Lo que viene pasando en Europa, debe servir para que esta historia no se repita en este país forjado por inmigrantes. O acaso, ¿no estamos fomentando la frustración cuando le restringimos a una persona la posibilidad de identificarse porque no cuenta con una licencia de conducir? ¿No estamos fomentando el desaliento en nuestros jóvenes al limitarles la posibilidad de cumplir sus sueños? El ser humano puede carecer de todo, menos de esperanza.

Negar la posibilidad –aunque sea remota– de realización personal no va a acabar con el flujo de inmigrantes, ni fomentará el retorno de los indocumentados a sus países. Esto sólo generará un mayor número de personas vulnerables en nuestra sociedad. ¿Qué otra opción tienen quienes prácticamente carecen de existencia jurídica, pues ni siquiera tienen la posibilidad de identificarse de una manera convincente? ¿O esos jovenes que, ante la imposibilidad de estudiar, dejan las aulas por la calle? Este es un claro ejemplo de cómo nacen las pandillas y la delincuencia. ¿Quién es más responsable? ¿El marginado, o quien lo margina?

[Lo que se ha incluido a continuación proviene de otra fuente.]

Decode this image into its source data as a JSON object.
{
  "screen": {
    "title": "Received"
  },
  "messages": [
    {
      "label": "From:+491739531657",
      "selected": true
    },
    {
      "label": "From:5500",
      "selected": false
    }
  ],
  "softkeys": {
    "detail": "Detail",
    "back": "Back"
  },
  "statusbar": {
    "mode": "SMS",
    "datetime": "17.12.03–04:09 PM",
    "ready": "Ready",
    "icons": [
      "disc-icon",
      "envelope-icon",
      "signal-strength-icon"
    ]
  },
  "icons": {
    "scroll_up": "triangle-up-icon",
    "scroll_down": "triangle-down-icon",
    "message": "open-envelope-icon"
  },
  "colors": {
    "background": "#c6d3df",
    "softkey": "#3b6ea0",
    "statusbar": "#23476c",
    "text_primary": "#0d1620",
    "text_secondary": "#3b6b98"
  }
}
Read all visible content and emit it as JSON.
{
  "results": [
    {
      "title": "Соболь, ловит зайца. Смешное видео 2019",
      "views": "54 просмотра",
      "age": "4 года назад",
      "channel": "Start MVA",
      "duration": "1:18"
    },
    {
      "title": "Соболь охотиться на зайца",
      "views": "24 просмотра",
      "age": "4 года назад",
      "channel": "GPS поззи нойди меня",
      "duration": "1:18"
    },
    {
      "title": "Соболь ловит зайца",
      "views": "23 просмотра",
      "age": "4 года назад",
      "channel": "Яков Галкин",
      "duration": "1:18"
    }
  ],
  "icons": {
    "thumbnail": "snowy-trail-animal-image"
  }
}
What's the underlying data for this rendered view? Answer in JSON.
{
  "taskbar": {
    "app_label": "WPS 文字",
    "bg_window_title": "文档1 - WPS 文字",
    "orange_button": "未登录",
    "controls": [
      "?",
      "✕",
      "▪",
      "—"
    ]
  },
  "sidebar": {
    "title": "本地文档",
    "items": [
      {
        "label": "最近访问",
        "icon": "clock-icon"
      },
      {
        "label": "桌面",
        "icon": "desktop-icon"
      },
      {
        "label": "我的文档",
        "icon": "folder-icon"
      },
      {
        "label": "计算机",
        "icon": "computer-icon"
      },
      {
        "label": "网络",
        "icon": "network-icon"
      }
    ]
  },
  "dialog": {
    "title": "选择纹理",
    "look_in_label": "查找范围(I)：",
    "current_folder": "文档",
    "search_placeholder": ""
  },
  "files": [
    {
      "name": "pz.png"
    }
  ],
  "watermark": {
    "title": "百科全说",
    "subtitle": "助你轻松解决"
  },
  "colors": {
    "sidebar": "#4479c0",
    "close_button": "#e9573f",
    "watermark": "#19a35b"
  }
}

Los temas sociales deben ser una prioridad en la agenda de cualquier gobierno. Es, pues, necesaria la aprobación de proyectos de ley como el del otorgamiento de licencias de conducir a indocumentados; del Student Adjustment Act (Ley de Ajuste Estudiantil), o del mismo Dreamed Act (Ley Ideal), que abriría a unos 65,000 estudiantes indocumentados sobresalientes la posibilidad de asistir a la Universidad cada año, de alcanzar diplomas universitarios y de obtener visas de residencia. Pero, sobre todo, esta legislación estimularía a millones de jóvenes a esforzarse cada vez más.